As many of these products fall in the subcategory of food, manufacturers are not required to furnish evidence of safety and efficacy or obtain approval from regulatory bodies when marketing these supplements to consumers.

Consequently, it is critical for athletes to know what ingredients are found in the supplements they ingest and whether or not they are natural and safe to use. By contrast, MGCPQQ is registered on the European Union’s list of Novel Food Ingredients, an affirmation for consumers that the ingredient is safe and effective. MGCPQQ is also the only ingredient of its kind to have this important designation.

As a mitochondria-boosting ingredient, MGCPQQ has been explored for its use in athletic competition.

Some of the same studies that demonstrate possible improvements in brain function also highlight how MGCPQQ can increase vigour, reduce fatigue and help improve sleep —factors that can play a significant role in competitive training and regular exercise.

Although there are numerous untested sports products on the marketplace, MGCPQQ is an exception; proven to be safe and effective through extensive testing, athletes can use it with a clear conscience. MGCPQQ is the only ingredient in its class that has been certified by Informed Ingredients (formerly called the Informed-Sport and Informed-Choice quality assurance programmes), ensuring that every batch has been tested for substances that have been banned by the WADA.

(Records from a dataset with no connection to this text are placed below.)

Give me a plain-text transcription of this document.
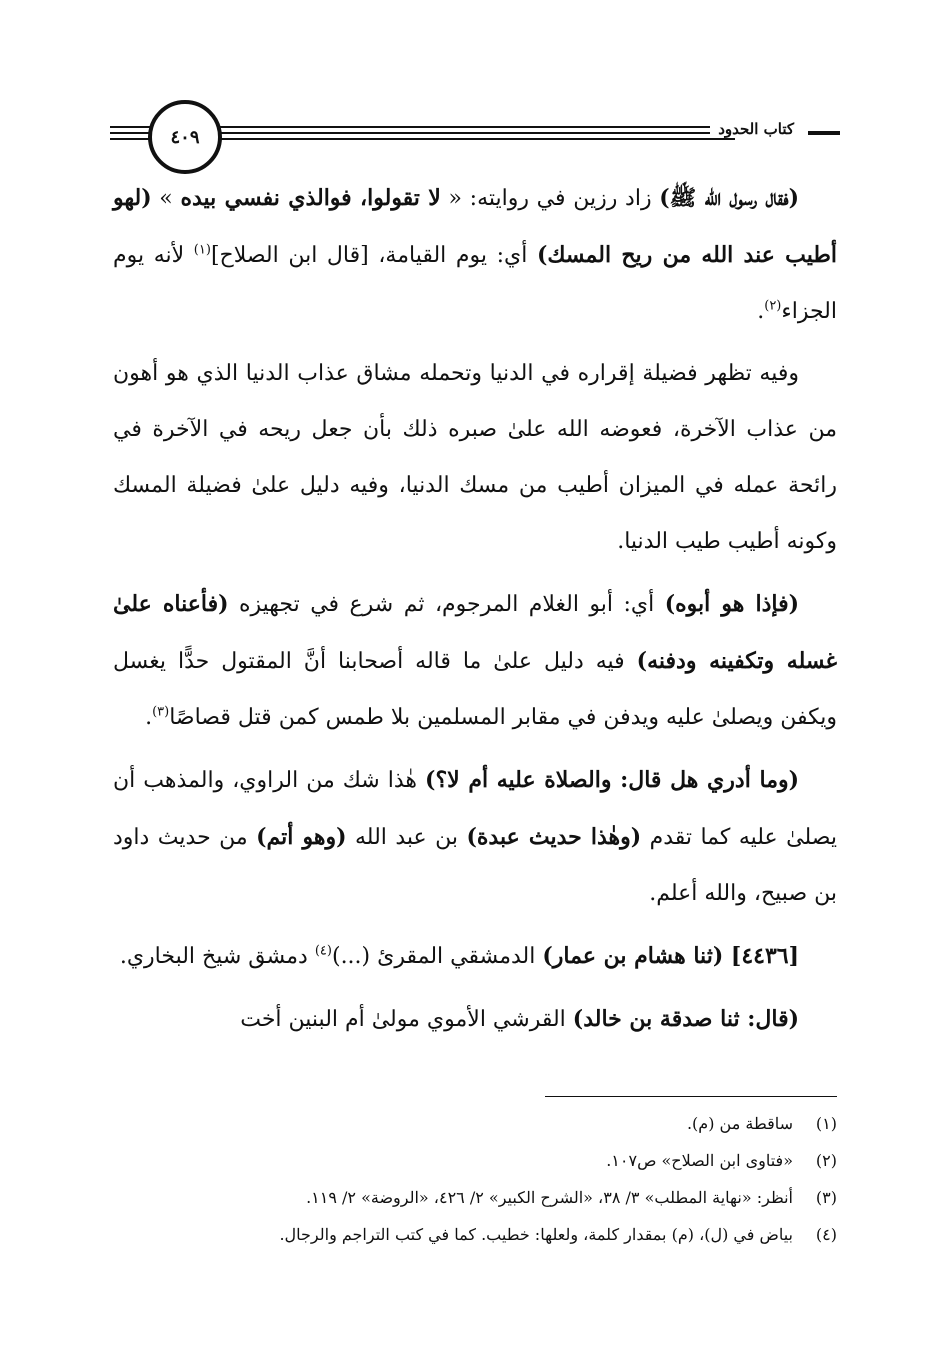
٤٠٩	كتاب الحدود

(فقال رسول الله ﷺ) زاد رزين في روايته: « لا تقولوا، فوالذي نفسي بيده » (لهو أطيب عند الله من ريح المسك) أي: يوم القيامة، [قال ابن الصلاح]$^{(١)}$ لأنه يوم الجزاء$^{(٢)}$.

وفيه تظهر فضيلة إقراره في الدنيا وتحمله مشاق عذاب الدنيا الذي هو أهون من عذاب الآخرة، فعوضه الله علىٰ صبره ذلك بأن جعل ريحه في الآخرة في رائحة عمله في الميزان أطيب من مسك الدنيا، وفيه دليل علىٰ فضيلة المسك وكونه أطيب طيب الدنيا.

(فإذا هو أبوه) أي: أبو الغلام المرجوم، ثم شرع في تجهيزه (فأعناه علىٰ غسله وتكفينه ودفنه) فيه دليل علىٰ ما قاله أصحابنا أنَّ المقتول حدًّا يغسل ويكفن ويصلىٰ عليه ويدفن في مقابر المسلمين بلا طمس كمن قتل قصاصًا$^{(٣)}$.

(وما أدري هل قال: والصلاة عليه أم لا؟) هٰذا شك من الراوي، والمذهب أن يصلىٰ عليه كما تقدم (وهٰذا حديث عبدة) بن عبد الله (وهو أتم) من حديث داود بن صبيح، والله أعلم.

[٤٤٣٦] (ثنا هشام بن عمار) الدمشقي المقرئ (...)$^{(٤)}$ دمشق شيخ البخاري.

(قال: ثنا صدقة بن خالد) القرشي الأموي مولىٰ أم البنين أخت

(١)
ساقطة من (م).
(٢)
«فتاوى ابن الصلاح» ص١٠٧.
(٣)
أنظر: «نهاية المطلب» ٣/ ٣٨، «الشرح الكبير» ٢/ ٤٢٦، «الروضة» ٢/ ١١٩.
(٤)
بياض في (ل)، (م) بمقدار كلمة، ولعلها: خطيب. كما في كتب التراجم والرجال.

These programmes also use sensitive testing protocols to ensure that certified products are manufactured to the highest quality standards. With this backing, MGCPQQ has become an attractive and safe option for athletes looking to boost their physical performance and improve their endurance.

Elevate sports nutrition supplements with MGCPQQ

In a crowded marketplace, it essential that nutraceutical manufacturers create supplements that not only meet consumer demand, but also exceed expectations. With sports nutrition in particular, it is crucial that manufacturers provide a product that can help their customers to reach peak performance and improve overall health.

As consumers continue to adopt more active lifestyles, mitochondria-boosting ingredients such as MGCPQQ can help sports supplement brands to differentiate themselves from the competition and meet unprecedented demand.

References

  1. www.ncbi.nlm.nih.gov/pmc/articles/PMC3883043.
  2. www.ncbi.nlm.nih.gov/pmc/articles/PMC5423095.
  3. https://pubs.acs.org/doi/abs/10.1021/acs.biochem.7b01185.
  4. https://pubmed.ncbi.nlm.nih.gov/8401318.
  5. www.ncbi.nlm.nih.gov/pmc/articles/PMC2596698.